The right move for Mitel, he continued, is leaving behind the "walled garden" approach of rival UC vendors, and integrate with other platforms. For VARs, said Davies, that creates a competitive advantage and fulfills the job of trusted adviser to customers.

"Ultimately, you become a consultant service company," he said. "When we're talking to channel partners I hear interest in both models. But everything best of breed is a good alternative, and we put the Freedom piece around that."

"Everything going on in the industry around cloud computing, software as a service, hardware as a service, all of it's changing how you have to go to market, so the fact that we can realign our business and a have a manufacturer doing something similar is good," said Robert Handel, vice president of sales at Cortel Business Solutions, a New York-based solution provider and Mitel partner. "Cap-ex sales are almost a thing of the past, and companies are looking at what it costs them monthly per employee."

Handel said he sees Mitel's move as a stake in the ground for software- and hosted-based UC sales.

"It's exciting to see what they're doing to get away from the big box mentality.
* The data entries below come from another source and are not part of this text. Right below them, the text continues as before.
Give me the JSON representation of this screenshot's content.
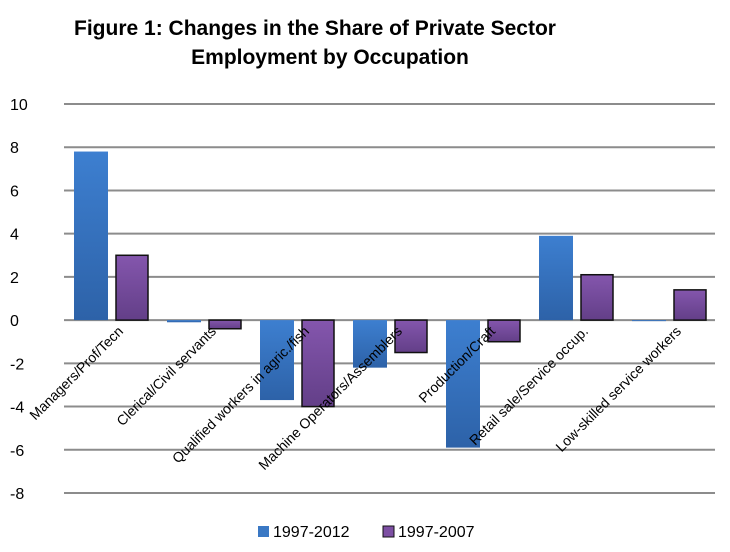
{
  "chart_data": {
    "type": "bar",
    "title_line1": "Figure 1: Changes in the Share of Private Sector",
    "title_line2": "Employment by Occupation",
    "categories": [
      "Managers/Prof/Tecn",
      "Clerical/Civil servants",
      "Qualified workers in agric./fish",
      "Machine Operators/Assemblers",
      "Production/Craft",
      "Retail sale/Service occup.",
      "Low-skilled service workers"
    ],
    "series": [
      {
        "name": "1997-2012",
        "values": [
          7.8,
          -0.1,
          -3.7,
          -2.2,
          -5.9,
          3.9,
          0
        ],
        "color": "#3a78c4"
      },
      {
        "name": "1997-2007",
        "values": [
          3.0,
          -0.4,
          -4.0,
          -1.5,
          -1.0,
          2.1,
          1.4
        ],
        "color": "#7d4fa3"
      }
    ],
    "ylim": [
      -8,
      10
    ],
    "yticks": [
      "10",
      "8",
      "6",
      "4",
      "2",
      "0",
      "-2",
      "-4",
      "-6",
      "-8"
    ],
    "grid": true,
    "legend": "bottom"
  }
}
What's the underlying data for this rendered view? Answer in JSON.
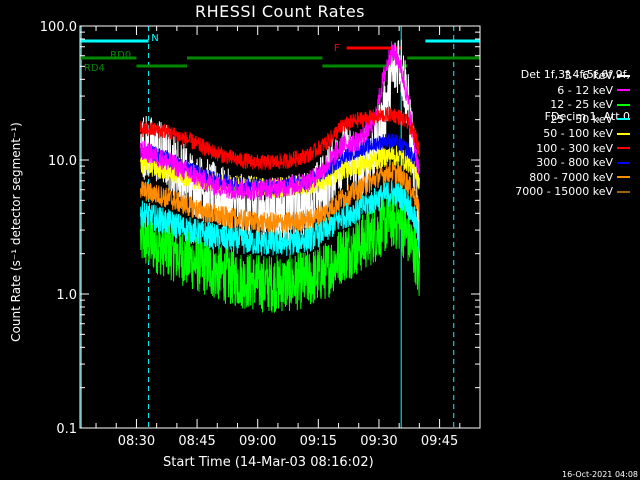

I think they're ahead of the curve because their major competitors are still pushing boxes," he said. "We like the application and solutions sell, and that justifies the expense to people. I think in the beginning people thought hosted IP would be only for under 25 (employees), but the appetite is growing into larger applications, and additional feature sets are getting offered."

It's been a busy year for Mitel, which in April had an initial public offering, and in early September confirmed that CEO Don Smith will retire from the company following nine years on the job. At the time, Mitel said Smith would plan to stay on until his successor is named and also continue as a board member.

Davies said Mitel had no update to offer on the CEO search.